Dr. Harper adds that the extended approval of Vectibix for use in combination with chemotherapy FOLFOX exemplifies the developments which can be done through better understanding of individual genetic markers that are related with diseases considered to be difficult to cure.

Amgen further says that the FDA approval was based on gathered results from trials made by the drug company, showing that patients having wild-type KRAS tumors significantly improved with a 4.4 month overall survival progress, when under the combination treatment of Vectibix and FOLFOX chemo rather than solely depending on the latter chemo treatment.

Research says Vectibix got its first approval in 2006 for treatment in patients with colon cancer, which has already spread. Usual side effects of using said drug are nausea, fatigue, skin rash, constipation and diarrhea.

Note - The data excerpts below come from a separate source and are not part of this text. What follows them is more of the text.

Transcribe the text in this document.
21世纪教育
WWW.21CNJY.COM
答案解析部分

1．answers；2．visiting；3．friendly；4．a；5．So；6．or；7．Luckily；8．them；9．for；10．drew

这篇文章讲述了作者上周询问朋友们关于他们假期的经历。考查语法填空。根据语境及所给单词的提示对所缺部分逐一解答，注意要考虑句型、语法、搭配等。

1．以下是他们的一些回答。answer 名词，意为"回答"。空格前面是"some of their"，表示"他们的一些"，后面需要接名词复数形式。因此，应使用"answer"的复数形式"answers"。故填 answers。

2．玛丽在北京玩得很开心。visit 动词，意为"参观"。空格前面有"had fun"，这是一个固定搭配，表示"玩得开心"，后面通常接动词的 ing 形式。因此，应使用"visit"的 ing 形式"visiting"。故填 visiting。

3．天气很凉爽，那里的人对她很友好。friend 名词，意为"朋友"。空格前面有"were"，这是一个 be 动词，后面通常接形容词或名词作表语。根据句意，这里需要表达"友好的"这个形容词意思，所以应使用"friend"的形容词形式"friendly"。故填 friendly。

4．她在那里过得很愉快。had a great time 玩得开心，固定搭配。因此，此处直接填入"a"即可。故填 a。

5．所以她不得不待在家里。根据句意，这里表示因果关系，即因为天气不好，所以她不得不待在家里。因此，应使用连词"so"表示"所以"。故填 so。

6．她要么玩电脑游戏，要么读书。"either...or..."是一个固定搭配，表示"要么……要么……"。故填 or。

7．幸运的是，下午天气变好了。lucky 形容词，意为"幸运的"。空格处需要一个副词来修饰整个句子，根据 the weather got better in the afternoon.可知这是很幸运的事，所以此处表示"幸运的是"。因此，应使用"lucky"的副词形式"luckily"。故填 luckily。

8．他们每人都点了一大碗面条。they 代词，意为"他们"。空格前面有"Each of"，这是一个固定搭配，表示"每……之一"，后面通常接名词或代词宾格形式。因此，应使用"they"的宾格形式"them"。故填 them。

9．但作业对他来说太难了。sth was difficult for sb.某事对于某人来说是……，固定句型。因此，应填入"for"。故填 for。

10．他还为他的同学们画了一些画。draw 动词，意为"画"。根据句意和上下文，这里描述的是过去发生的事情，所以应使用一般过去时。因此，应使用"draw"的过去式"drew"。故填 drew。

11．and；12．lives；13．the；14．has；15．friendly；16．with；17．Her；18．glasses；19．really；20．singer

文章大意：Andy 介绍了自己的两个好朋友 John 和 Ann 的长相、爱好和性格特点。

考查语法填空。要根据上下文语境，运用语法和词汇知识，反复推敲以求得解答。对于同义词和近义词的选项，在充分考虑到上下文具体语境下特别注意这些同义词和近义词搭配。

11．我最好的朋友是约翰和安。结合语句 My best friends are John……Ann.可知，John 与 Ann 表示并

Amgen recorded a $389 million worth of Vectibix sales in 2013, of which $126 million came from sales in the U.S.

The American Cancer Society says colorectal cancer is said to be third of the most-common types of cancer that is found in both women and men in the U.S. and is also considered as the second primary cause of deaths from cancer. It is expected that about 1.2 million colorectal cancer cases will occur worldwide. In the U.S. alone, an estimate of 137,000 new cases is expected this year, with over 50,000 deaths from it as well.